Extended Data Fig. 7 Characterization of eIF3a mutants with deficient O-GlcNAcylation.
a. HEK 293 cells were transfected with plasmids expressing EGFP-eIF3a for 24 hr. Cells lysates were immunoprecipitated using an anti-GFP antibody followed by immunoblotting. Bottom panel, HEK cells transfected with GFP-eIF3a were subjected to a 15%-45% sucrose gradient, followed by western blotting using indicated antibodies. Representative results of 3 independent experiments were shown. b. HEK 293 cells were transfected with plasmids expressing wild type eIF3a (WT) or T336A mutant fused to EGFP for 24 hr. Cells lysates were immunoprecipitated using an anti-GFP antibody followed by immunoblotting. Representative results of 3 independent experiments were shown. c. HEK 293 cells bearing eIF3a wildtype (WT) and S225G mutation were incubated with 200 ng/µl of puromycin for 15 min. Whole cell lysates were used for immunoblotting. d. Growth rates of HEK 293 cells bearing eIF3a wildtype (WT) and S225G mutation were measured using CCK-8 assay. Error bars, mean ± s.d.; t-test, two-tailed; n = 3 biological replicates. e. HEK293 cells as in (C) were subjected to amino acid starvation for 2 hr followed by total RNA extraction and RT-qPCR. Relative Atf4 mRNA levels are normalized to the Actb mRNA level. Error bars, mean ± s.d.; n = 3 independent experiments.
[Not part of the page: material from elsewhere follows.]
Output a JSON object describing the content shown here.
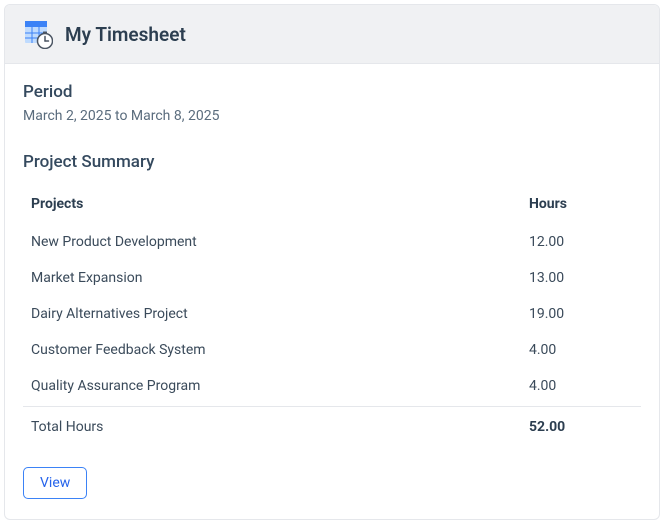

Extended Data Fig. 8 Deficient O-GlcNAcylation of eIF3a affects general translation reinitiation.
a. The left panel shows the schematic of ATF4-Fluc reporters with uORF deletion. The right panel shows the Fluc activities in transfected MEF cells with and without amino acid starvation. Error bars, mean ± s.d.; *p = 0.037; two-way ANOVA; n = 3 independent experiments. b. MEF cells transfected with ATF4-Fluc reporter mutants were subjected to amino acid starvation for 2 hr. Whole cell lysates were immunoprecipitated using the eIF3a antibody. Total RNAs and eIF3-associated RNAs were extracted followed by RT-PCR measuring Actb and Aft4 mRNA levels. Relative Atf4/Actb ratios were normalized to the corresponding input. Error bars, mean ± s.d.; ***p = 0.00035; two-way ANOVA; n = 3 independent experiments. c. HEK293 cells bearing S225G mutation of eIF3a were transfected with ATF4-Fluc reporter mutants followed by amino acid starvation for 2 hr. Whole cell lysates were immunoprecipitated using the eIF3a antibody. Total RNAs and eIF3-associated RNAs were extracted followed by RT-PCR measuring Actb and Aft4 mRNA levels. Relative Atf4/Actb ratios were normalized to the corresponding input. Error bars, mean ± s.d.; n = 3 independent experiments. d. EK293 cells with (+) or without (–) amino acid starvation for 2 hr were subjected to immuno-precipitation using eIF3a antibody. Total RNAs and eIF3-associated RNAs were extracted followed by RT-PCR measuring Actb and Map2k6 mRNA levels. Relative Map2k6/Actb ratios were normalized to the corresponding input. Error bars, mean ± s.d.; *p = 0.018; two-way ANOVA; n = 3 independent experiments. e. Steady-state mRNA levels of Map2k6 in HEK293 cells as in (d) were normalized with Actb, Error bars, mean ± s.d.; n = 3 independent experiments.
Extended Data Fig. 9 A model summarizing eIF3-80S complex association orchestrated by dynamic O-GlcNAcylation of eIF3a.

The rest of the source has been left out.